Evidence Based Improvement
Things get even muddier when I try to look at the literature to see if others have undertaken a project like mine. The short answer is no. Most QI literature reports on larger initiatives that are driven by academic institutions or QIOs. It is extraordinarily difficult to find projects that describe how someone like me solved a small problem like mine. If I branch out, to look at something like IHI posterboards, I am more likely to find work that resembles my own. But much of that work is not peer reviewed and lacks academic rigor. If I am looking to publish, can I use such evidence? The reality is that, as I do my improvement work, I "steal" good ideas from where ever I can find them. I try them out, adapt them, keep them and discard them based on whether or not the help or hinder the process.

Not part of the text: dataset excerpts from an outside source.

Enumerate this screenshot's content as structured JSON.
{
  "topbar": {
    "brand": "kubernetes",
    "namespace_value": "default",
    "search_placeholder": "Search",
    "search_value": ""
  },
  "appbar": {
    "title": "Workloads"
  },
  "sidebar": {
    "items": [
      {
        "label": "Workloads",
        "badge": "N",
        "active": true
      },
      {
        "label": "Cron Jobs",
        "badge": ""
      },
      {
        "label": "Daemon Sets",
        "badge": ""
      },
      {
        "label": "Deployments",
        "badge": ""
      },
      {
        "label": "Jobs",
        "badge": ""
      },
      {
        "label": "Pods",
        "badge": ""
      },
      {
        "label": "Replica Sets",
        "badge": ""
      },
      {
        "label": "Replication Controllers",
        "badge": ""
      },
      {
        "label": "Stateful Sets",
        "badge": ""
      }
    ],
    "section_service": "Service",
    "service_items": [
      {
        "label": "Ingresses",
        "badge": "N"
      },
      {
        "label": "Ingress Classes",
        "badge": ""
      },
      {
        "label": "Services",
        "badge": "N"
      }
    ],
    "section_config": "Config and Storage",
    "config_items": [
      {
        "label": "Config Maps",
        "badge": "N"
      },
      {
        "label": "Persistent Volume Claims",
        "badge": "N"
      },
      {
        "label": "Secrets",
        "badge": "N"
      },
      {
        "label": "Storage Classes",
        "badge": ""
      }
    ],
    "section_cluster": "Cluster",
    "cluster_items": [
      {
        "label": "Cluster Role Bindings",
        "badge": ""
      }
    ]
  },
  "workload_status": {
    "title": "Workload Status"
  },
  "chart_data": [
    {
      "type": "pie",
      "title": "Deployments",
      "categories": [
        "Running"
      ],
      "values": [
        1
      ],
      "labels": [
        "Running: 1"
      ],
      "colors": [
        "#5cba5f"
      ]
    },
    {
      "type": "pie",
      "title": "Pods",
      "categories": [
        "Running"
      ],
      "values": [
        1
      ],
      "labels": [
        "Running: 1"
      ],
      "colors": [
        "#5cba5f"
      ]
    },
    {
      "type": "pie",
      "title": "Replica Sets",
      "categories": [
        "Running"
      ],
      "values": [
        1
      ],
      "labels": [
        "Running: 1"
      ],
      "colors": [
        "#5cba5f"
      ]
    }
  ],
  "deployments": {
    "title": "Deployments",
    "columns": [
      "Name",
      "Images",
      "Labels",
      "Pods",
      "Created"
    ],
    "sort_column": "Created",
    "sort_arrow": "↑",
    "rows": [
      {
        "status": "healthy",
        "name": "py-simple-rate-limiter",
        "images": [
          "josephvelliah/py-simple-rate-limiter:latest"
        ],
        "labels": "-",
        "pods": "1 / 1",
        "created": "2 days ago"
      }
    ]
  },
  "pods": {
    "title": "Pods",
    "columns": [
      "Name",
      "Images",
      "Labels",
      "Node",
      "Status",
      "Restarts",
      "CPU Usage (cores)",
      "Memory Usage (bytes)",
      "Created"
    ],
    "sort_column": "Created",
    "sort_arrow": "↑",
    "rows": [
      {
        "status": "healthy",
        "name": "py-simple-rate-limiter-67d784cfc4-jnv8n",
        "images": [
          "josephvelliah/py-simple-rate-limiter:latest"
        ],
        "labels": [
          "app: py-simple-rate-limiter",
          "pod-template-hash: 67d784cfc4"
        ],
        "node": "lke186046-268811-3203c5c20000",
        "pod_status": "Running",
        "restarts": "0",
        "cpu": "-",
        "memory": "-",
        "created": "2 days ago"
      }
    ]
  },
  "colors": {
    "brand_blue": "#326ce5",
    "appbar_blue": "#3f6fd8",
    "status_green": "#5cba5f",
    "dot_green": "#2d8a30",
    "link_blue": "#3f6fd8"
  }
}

Can I be that honest in a publication?
Balancing Again
It seems that I am back to the balancing act: trying to decide how much time to spend looking through the literature to flesh out the background section of this paper while acknowledging that such work will have very little impact on the front line. The people that provide prenatal care at APD are very unlikely to question the guidelines or to challenge the evidence. By the same token, they have very limited time to dedicate to a QI project. I have not yet convinced them all that improving the work is part of the work. Perhaps a solid literature review would help me in the endeavor. Regardless of the ultimate benefit, it is clear to me that I need to do more work at the library before I can start to write this section of the paper.